Pelar puede ser bueno (e incluso necesario)
Sin pelambre no hay desarrollo (y lo hacemos desde hace 70.000 años)
El pelambre – definido como el intercambio de información con contenido evaluativo sobre una tercera parte ausente (Foster, 2004)- ha existido en todas las culturas de la historia de la humanidad como una forma de comunicación y entretención, permitiendo la creación de comunidades más grandes entre los Homosapien: al pelar tu sabías en quien podías confiar. (Harari, 2014).

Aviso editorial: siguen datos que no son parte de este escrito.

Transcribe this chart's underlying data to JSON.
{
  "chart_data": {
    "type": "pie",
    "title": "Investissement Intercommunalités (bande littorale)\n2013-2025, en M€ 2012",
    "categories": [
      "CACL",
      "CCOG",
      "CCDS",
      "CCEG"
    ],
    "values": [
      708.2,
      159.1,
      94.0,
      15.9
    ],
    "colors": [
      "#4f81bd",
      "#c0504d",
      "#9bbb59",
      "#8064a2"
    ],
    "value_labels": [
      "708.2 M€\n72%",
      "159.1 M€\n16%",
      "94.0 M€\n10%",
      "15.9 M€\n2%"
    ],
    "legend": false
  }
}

“No basta con que algunos hombres y mujeres sepan el paradero de los leones y los bisontes. Para ellos es más importante saber quién de su tropilla odia a quién, quién duerme con quién, quién es honesto y quién es un tramposo”. (Harari, 2014. Pg 99)
Los Neandertales solo hablaban en relación a dónde cazar, qué comer y quiénes eran parte del grupo (Harari, 2014), Y SE QUEDARON ATRÁS, en cambio los Homosapiens -hace 70.000 – lograron el desarrollo de una herramienta lingüística nueva: el cahuineo. (Harari, 2014).
Pelar es lo que más hacemos
Según un estudio de Goldsmith y Baxter, el pelambre es la figura discursiva más utilizada por las personas en su día a día:el cahuín es parte esencial de nuestras vidas.
Pelar es civilizatorio
¿Qué nos hace pelar? Según Iván Cliff, los motivos son: 1- informar, 2- mantener normas grupales, 3- disfrutar y 4- generar un impacto negativo.
Gluckman (1963) dice que el miedo a ser pelados, nos hace comportarnos de acuerdo a las normas establecidas en la sociedad. Sin pelambre hay barbarie.
Pelar no da una idea de nuestro rol en la comunidad
A través del pelambre sabemos si el resto piensa o no como uno y además, pelar nos da la sensación de hacer una diferencia en ell grupo, influyendo en la opinión de los demás. A través del pelambre entendemos que se comparten ciertos valores en donde lo que yo espero del resto debe ser cumplido.
Pelar nos hace ( a veces) empáticos
El pelambre es compartir información personal sobre otros: podemos identificarnos con las experiencias, emociones o situaciones de los demás. Esto puede generar empatía y solidaridad tanto con quien pela, como con quien está siendo pelado, jiji.
Pelar nos hace sentir especiales
Pelar implica confiar información personal o privilegiada a otras personas: cuando alguien pela, está creando un vínculo de confianza y creando una sensación de intimidad. El receptor se siente especial y valorado al ser parte del “secreto”.
¿Y lo malo del pelambre?
El pelambre puede tener consecuencias negativas tanto para quienes lo difunden como para las personas afectadas. Específicamente en cuanto a daño emocional, destrucción de reputación, conflictos y divisiones y pérdida de privacidad. Usualmente los cahuines se basan en información no verificada o rumores, lo que puede llevar a la difusión de información falsa o distorsionada (Grosser et al, 2010). Los pelambres pueden perjudicar la autoestima, generar ansiedad y afectar negativamente las relaciones interpersonales..
En definitiva: pelemos sin maldad, sin provocar daños reales a los demás y en base a información que sepamos – a ciencia cierta- es verdadera.